The Patriots had a clear mission statement from the outset of the offseason that was echoed publicly by inside linebackers coach Jerod Mayo in February: get faster, everywhere.
After they were run off the field by the Bills on wildcard weekend, Mayo made a statement that was music to Patriots fans’ ears, “we’re going to look to get faster, more explosive, and put more playmakers on the field,” Mayo said about New England’s goals defensively this offseason.
Speaking for the first time since Bill Belichick tabbed him as the organization’s new Director of Player Personnel, Matt Groh nodded his head in agreement with Mayo’s sentiment.
“Without a doubt. We are looking to get faster everywhere,” Groh told CLNS Media on Friday. “It’s not just defense. It’s offense. It’s special teams. It’s not just linebacker.
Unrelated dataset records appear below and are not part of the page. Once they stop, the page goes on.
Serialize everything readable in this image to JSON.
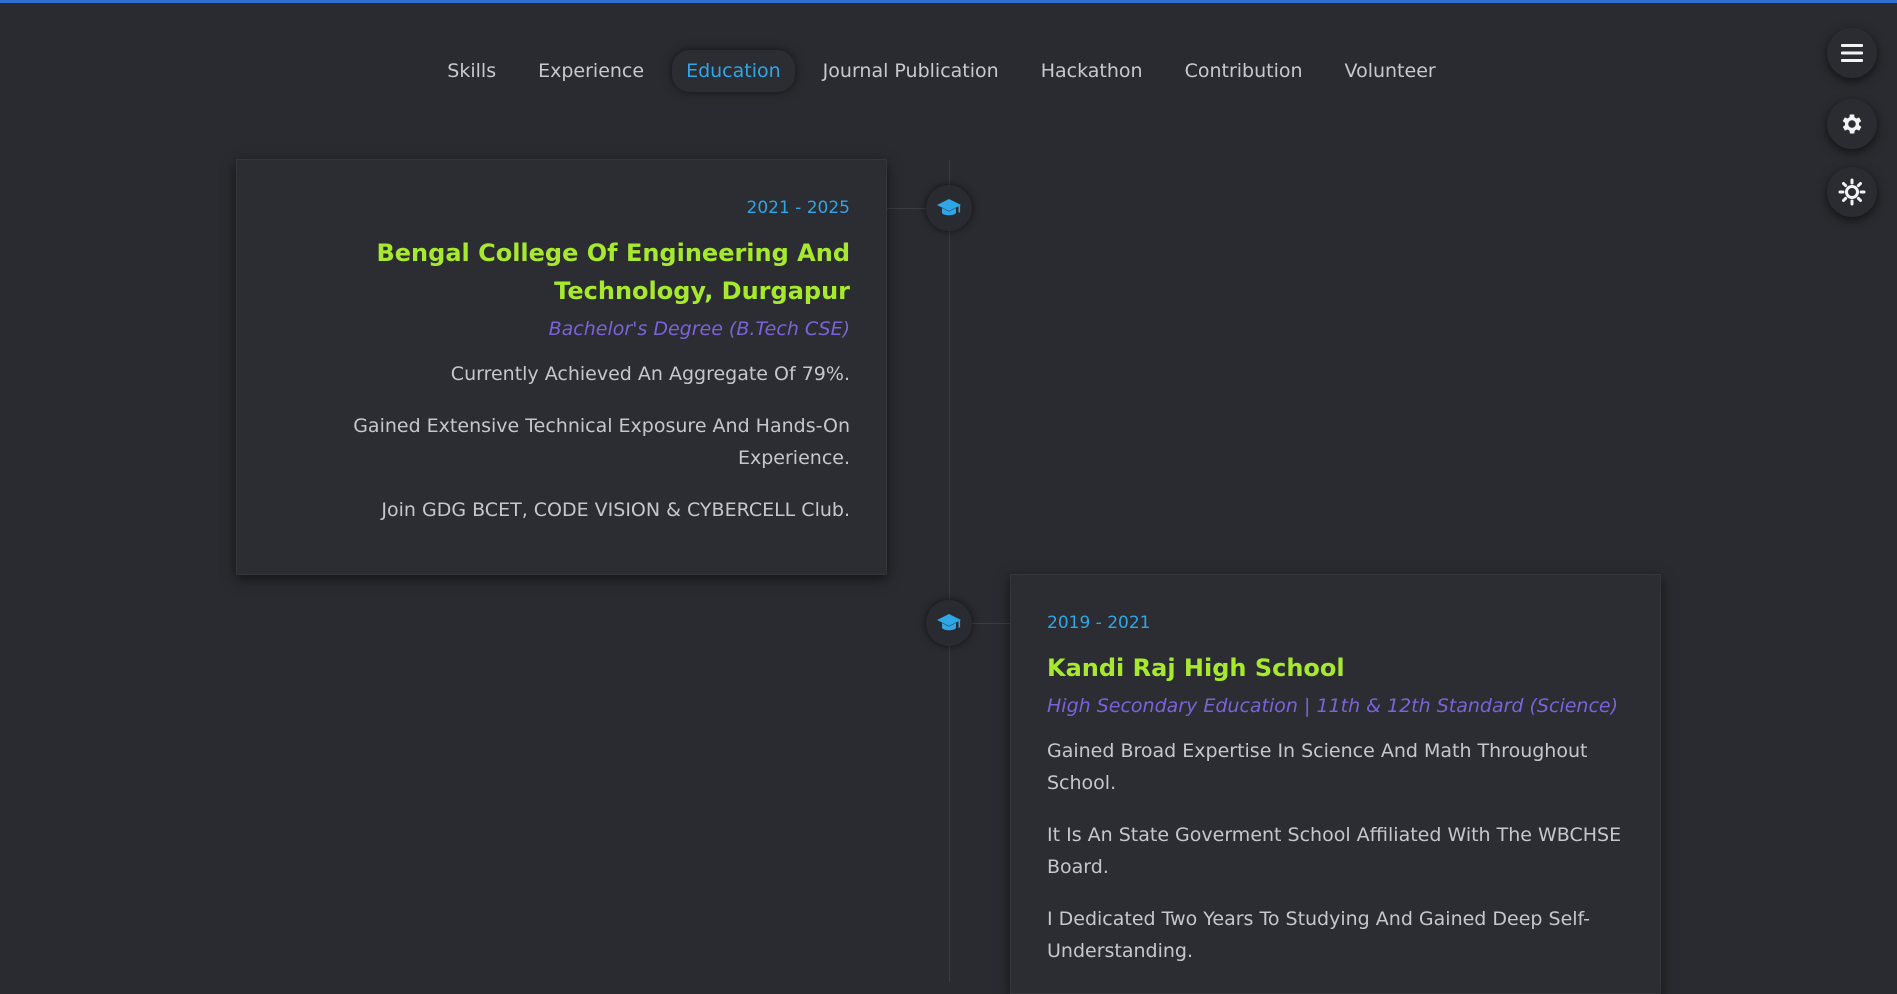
{
  "nav": {
    "items": [
      {
        "label": "Skills"
      },
      {
        "label": "Experience"
      },
      {
        "label": "Education"
      },
      {
        "label": "Journal Publication"
      },
      {
        "label": "Hackathon"
      },
      {
        "label": "Contribution"
      },
      {
        "label": "Volunteer"
      }
    ],
    "active": "Education"
  },
  "fab_buttons": [
    {
      "icon": "hamburger-menu-icon"
    },
    {
      "icon": "gear-icon"
    },
    {
      "icon": "sun-icon"
    }
  ],
  "education": [
    {
      "date": "2021 - 2025",
      "institution": "Bengal College Of Engineering And Technology, Durgapur",
      "degree": "Bachelor's Degree (B.Tech CSE)",
      "points": [
        "Currently Achieved An Aggregate Of 79%.",
        "Gained Extensive Technical Exposure And Hands-On Experience.",
        "Join GDG BCET, CODE VISION & CYBERCELL Club."
      ],
      "icon": "graduation-cap-icon"
    },
    {
      "date": "2019 - 2021",
      "institution": "Kandi Raj High School",
      "degree": "High Secondary Education | 11th & 12th Standard (Science)",
      "points": [
        "Gained Broad Expertise In Science And Math Throughout School.",
        "It Is An State Goverment School Affiliated With The WBCHSE Board.",
        "I Dedicated Two Years To Studying And Gained Deep Self-Understanding."
      ],
      "icon": "graduation-cap-icon"
    }
  ],
  "colors": {
    "background": "#2a2b30",
    "accent_blue": "#2fa6e6",
    "title_green": "#a6e92e",
    "degree_purple": "#7a63d8",
    "top_bar": "#2f6fd0"
  }
}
I think there are multiple ways to do that.”
Groh mentioned that one way the Patriots are improving their team speed defensively is by using players traditionally thought of as safeties as pseudo-linebackers.
“There’s going to be different players all across the league who are considered linebackers, whether they’re converting from a different position in college, safety to linebacker, and that’s certainly one way to get speed on the field is just using these guys differently,” Groh said.
“The caliber of athlete you can get from the size and speed these days, you can put these guys all over the place, and that’s certainly one way to increase the overall speed of the defense.”
Along those lines, New England already rostered hybrid safeties Kyle Dugger and Adrian Phillips, two players with significant roles closer to the line of scrimmage and in the box.
Joining Dugger and Phillips is free-agent addition Jabrill Peppers. Peppers has a similar skillset and logged most of his snaps as a slot defender for Joe Judge’s Giants last season.
Bill Belichick has been at the forefront of the hybrid safety movement in the NFL over the last decade, starting with the emergence of former Patriot great Patrick Chung.
However, the league’s transition to prioritizing speed rather than size at linebacker is one area where the Patriots have seemingly fallen behind. While the rest of the NFL is moving towards smaller linebackers in the 225-240-pound range, New England rosters thumping linebackers such as Ja’Whaun Bentley, who is listed at 255 pounds on the team website.
To that end, Groh acknowledged that the college football pipeline is making it harder to find the old-school Patriots-style linebackers we are accustomed to seeing in New England.
“The game has changed from 20, 30, 40 years ago, and that player has also changed. There are not as many of those big linebackers. They don’t exist. Colleges want them smaller because they have to be able to adapt to the college game. You can’t just create those guys out of thin air, so it’s what the college game provides us,” Groh explained.
The need to forgo size for speed and athleticism could impact the Patriots’ draft plans right away.
For example, first-rounders Devin Lloyd (237 pounds) and Nakobe Dean (226 pounds) are impact playmakers who wouldn’t usually meet New England’s size thresholds at the position.
Although there are bigger linebackers on day two, such as Wisconsin’s Leo Chanel, the Patriots are understandably trying to keep up with the times all over the roster.
Hearing Groh and Mayo make those statements over the last few months is a breath of fresh air, but we’ll see if the team practices what they preach in two weeks at the NFL Draft.